Il Governo interviene ancora sul caro carburanti e decide di allungare il taglio delle accise. Una misura attesa da milioni di automobilisti, ma che continua a far discutere per i suoi effetti reali sui prezzi alla pompa.

Dopo settimane di tensioni sui mercati energetici, legate soprattutto alla crisi internazionale e alla guerra in Iran, arriva quindi una nuova proroga che punta a contenere i rincari. Ma la situazione resta tutt’altro che risolta.
Taglio accise prorogato: quanto si risparmia davvero
Il Consiglio dei ministri ha ufficializzato la proroga del taglio delle accise fino al 1° maggio 2026, estendendo di fatto una misura che sarebbe scaduta il 7 aprile.
Nel concreto, lo sconto resta invariato:
- circa 25 centesimi al litro su benzina e diesel
- poco più di 11 centesimi sul GPL
Si tratta di un intervento pensato per dare un sollievo immediato agli automobilisti, riducendo il peso fiscale sui carburanti e cercando di calmierare i prezzi.

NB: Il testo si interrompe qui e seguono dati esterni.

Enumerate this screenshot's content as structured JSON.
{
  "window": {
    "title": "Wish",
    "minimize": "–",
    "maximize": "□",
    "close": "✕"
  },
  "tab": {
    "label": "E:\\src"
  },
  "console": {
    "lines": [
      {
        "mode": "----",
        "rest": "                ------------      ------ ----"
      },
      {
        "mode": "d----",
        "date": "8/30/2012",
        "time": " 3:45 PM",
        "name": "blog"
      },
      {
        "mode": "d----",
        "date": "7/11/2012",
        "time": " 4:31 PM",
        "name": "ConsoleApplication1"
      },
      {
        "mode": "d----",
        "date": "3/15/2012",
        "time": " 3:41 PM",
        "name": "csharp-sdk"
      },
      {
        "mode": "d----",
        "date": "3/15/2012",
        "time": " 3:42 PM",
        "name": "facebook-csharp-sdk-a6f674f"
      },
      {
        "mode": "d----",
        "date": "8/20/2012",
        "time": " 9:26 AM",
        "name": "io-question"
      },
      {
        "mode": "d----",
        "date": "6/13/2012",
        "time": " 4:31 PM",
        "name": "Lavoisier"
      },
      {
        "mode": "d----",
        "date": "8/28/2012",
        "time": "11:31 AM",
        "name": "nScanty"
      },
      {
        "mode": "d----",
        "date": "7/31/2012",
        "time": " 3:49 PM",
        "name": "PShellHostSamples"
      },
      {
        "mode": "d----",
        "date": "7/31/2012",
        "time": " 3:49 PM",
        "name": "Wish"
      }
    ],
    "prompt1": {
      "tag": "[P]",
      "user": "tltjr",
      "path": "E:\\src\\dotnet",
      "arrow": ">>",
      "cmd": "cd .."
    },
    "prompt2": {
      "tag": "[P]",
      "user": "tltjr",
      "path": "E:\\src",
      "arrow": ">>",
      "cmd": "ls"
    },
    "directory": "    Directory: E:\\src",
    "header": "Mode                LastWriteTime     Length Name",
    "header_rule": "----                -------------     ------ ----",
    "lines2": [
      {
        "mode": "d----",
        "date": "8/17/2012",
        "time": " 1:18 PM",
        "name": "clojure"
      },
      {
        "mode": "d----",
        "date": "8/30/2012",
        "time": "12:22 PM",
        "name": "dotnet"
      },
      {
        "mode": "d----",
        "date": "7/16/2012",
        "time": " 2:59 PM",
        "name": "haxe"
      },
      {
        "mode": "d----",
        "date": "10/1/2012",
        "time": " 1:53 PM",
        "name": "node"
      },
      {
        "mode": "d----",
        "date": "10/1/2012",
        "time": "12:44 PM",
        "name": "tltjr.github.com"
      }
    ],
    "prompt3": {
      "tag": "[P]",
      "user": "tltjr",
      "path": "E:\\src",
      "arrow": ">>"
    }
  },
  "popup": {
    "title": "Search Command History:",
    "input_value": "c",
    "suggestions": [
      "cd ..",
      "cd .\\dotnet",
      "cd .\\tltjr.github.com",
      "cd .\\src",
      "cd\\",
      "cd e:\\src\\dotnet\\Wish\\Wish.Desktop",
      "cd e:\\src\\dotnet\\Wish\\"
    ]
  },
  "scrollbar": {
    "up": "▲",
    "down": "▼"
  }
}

La misura, introdotta a metà marzo, era inizialmente prevista per circa 20 giorni, ma è stata poi prolungata più volte proprio a causa dell’instabilità dei mercati energetici.
Il costo per lo Stato è significativo: si parla di centinaia di milioni di euro al mese, un impegno che evidenzia quanto il tema carburanti sia diventato centrale anche per i conti pubblici.
Prezzi ancora alti e dubbi sull’efficacia della misura
Nonostante il taglio, i prezzi dei carburanti restano elevati e in alcune zone d’Italia il diesel ha già superato i 2 euro al litro, con punte ancora più alte in autostrada.
Il problema è che lo sconto fiscale, da solo, non riesce a compensare completamente l’aumento del costo del petrolio e le tensioni geopolitiche. In altre parole, il beneficio per gli automobilisti c’è, ma risulta meno evidente rispetto alle aspettative iniziali.
Per questo motivo, il Governo ha affiancato alla misura anche altri interventi:
- crediti d’imposta per autotrasporto e pesca
- rafforzamento dei controlli contro la speculazione sui prezzi
Resta però un grande interrogativo: cosa succederà dopo il 1° maggio?
Se la crisi energetica dovesse continuare, è probabile che si torni a parlare di nuove proroghe. In caso contrario, il rischio è un nuovo aumento immediato dei prezzi alla pompa.
Intanto, per gli automobilisti italiani, il taglio delle accise rappresenta solo una tregua temporanea in una fase in cui fare rifornimento continua a pesare sempre di più sul bilancio familiare.